Das Jahr der stillen Sonne
Bildschirme, auf denen das Fahrzeug, der Schutzraum, das Lager und der anschließende Korridor kontrolliert werden können.«
»Woher wissen Sie überhaupt, daß das Fahrzeug sich bewegt?« fragte Chaney neugierig. »Verdrängt es irgend etwas?«
»Nein, es bewegt sich nicht selbst durch den Raum. Das Fahrzeug bleibt ständig am gleichen Platz, solange wir es nicht anderswohin transportieren. Aber es funktioniert und zerteilt Zeitebenen ebenso mühelos, wie die Leute im Swimming-pool das Wasser zerteilen, wenn sie hineinspringen.«
»Wie können Sie das beweisen?«
»Wir haben am Bug des Fahrzeugs eine Kamera montiert, die auf eine elektrische Uhr mit Kalender gerichtet war. Diese Kamera hat nicht nur vergangene Stunden und Tage aufgenommen, sondern sogar die Wand abgebildet, wie sie aussah, bevor die Uhr dort angebracht wurde. Wir wissen, daß das ZVF ein Jahr weit in die Vergangenheit eingedrungen ist.«
»Irgendwelche Auswirkungen auf die Affen?«
»Keine. Sie waren kerngesund und munter.«
»Was haben Sie getan, um einen ähnlichen Unfall zu verhindern?«
»Wie meinen Sie das?« fragte Seabrooke scharf.
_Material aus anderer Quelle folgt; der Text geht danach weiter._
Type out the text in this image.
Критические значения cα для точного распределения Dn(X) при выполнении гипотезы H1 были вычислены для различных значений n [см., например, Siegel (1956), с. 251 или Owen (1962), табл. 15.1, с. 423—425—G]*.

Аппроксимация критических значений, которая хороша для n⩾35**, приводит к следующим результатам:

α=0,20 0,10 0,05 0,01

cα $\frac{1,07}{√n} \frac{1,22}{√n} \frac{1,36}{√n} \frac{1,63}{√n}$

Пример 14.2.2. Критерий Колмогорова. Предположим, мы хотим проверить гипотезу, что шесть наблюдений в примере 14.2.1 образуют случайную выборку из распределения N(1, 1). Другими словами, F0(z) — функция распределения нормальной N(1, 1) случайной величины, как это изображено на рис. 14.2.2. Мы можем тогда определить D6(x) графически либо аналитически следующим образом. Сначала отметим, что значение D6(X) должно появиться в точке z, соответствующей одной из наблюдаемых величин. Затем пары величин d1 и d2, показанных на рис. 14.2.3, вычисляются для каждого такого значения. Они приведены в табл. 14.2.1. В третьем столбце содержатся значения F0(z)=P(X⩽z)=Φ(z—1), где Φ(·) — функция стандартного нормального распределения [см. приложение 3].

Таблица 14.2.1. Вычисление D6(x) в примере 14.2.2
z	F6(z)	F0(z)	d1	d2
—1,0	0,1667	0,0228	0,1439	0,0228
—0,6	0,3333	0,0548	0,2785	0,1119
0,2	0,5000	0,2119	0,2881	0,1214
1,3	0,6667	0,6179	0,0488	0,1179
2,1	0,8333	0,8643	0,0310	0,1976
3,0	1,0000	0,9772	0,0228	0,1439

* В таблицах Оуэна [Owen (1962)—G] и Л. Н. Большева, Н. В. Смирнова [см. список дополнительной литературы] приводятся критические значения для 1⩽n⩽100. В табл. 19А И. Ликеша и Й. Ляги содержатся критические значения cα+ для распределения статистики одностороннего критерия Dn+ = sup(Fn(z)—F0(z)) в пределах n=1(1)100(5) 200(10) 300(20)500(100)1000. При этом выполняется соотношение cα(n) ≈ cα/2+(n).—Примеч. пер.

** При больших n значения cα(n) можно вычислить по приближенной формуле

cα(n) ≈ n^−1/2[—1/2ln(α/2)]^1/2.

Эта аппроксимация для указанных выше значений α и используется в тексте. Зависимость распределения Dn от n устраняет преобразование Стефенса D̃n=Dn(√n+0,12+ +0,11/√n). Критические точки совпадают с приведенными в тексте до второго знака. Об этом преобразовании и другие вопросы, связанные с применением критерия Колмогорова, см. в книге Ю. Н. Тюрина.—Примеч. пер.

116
»Was passiert, wenn die Maschine einen Punkt in der Vergangenheit erreicht, in dem das Kellergeschoß noch gar nicht existiert?«
»Das darf einfach nicht passieren«, antwortete der Projektleiter rasch. »Stichtag ist der erste Januar 1942. Weiter darf das Fahrzeug nicht in die Vergangenheit eindringen.« Er leerte sein Glas und stellte es ab. »Chaney, wir haben uns mit der Vorgeschichte des Laborgebäudes befaßt, um diesen Punkt genau festzulegen. Wir wissen, daß dort 1901 ein Farmhaus mit großem Keller errichtet wurde, das noch stand, als das Gelände 1940 von der Regierung aufgekauft wurde, weil hier eine Munitionsfabrik gebaut werden sollte. Dieses Haus ist erst durch unser Laboratorium ersetzt worden, nachdem der Keller sorgfältig vermessen worden war. Heute schwimmt das ZVF in einem geschlossenen Polywasser-Tank einen Meter über dem früheren Kellerboden, wo sich nichts anderes befunden haben kann.«
»Warum ist der Stichtag der erste Januar 1942? Warum nicht der erste Januar 1902?«
»Wir haben uns für einen Termin nach der Räumung des Farmhauses entschieden«, antwortete Seabrooke. »Das ist ein zusätzlicher Sicherheitsfaktor.«
»Ich möchte diesen Polywasser-Tank einmal sehen.«
»Dazu haben Sie noch Gelegenheit. Sie müssen sich ohnehin mit allen Einzelheiten der Operation vertraut machen. Sind Sie schon beim Arzt gewesen?«
»Ja.«
»Waren Sie auf dem Schießplatz?«
»Nein. Ist das wirklich nötig?«
»Ein Sicherheitsfaktor, Chaney. Wir versuchen, alles im voraus zu berücksichtigen. Diese Ausbildung ist vielleicht überflüssig, aber man kann nie wissen …«
»Das klingt pessimistisch. In welcher Beziehung könnte sie überflüssig sein?«
»Entschuldigen Sie, ich habe nicht daran gedacht, daß Sie lange im Ausland waren. Voraussichtlich wird der Waffenbesitz für Privatpersonen demnächst verboten. Präsident Meeks ist sehr dafür, wissen Sie.«
»Das wird dem Major gefallen«, murmelte Chaney geistesabwesend. »Er glaubt ohnehin nicht, daß Zivilisten imstande sind, mit einer Waffe richtig umzugehen.«
Er starrte auf die andere Seite des Beckens hinüber, wo Katrina am Rand saß, die Füße ins Wasser hängen ließ und eben ihre Badekappe abstreifte. Arthur Saltus saß dicht neben ihr. Jetzt legte er ihr vertraulich einen Arm um die Schultern. Katrina lachte über etwas, was er zu ihr sagte.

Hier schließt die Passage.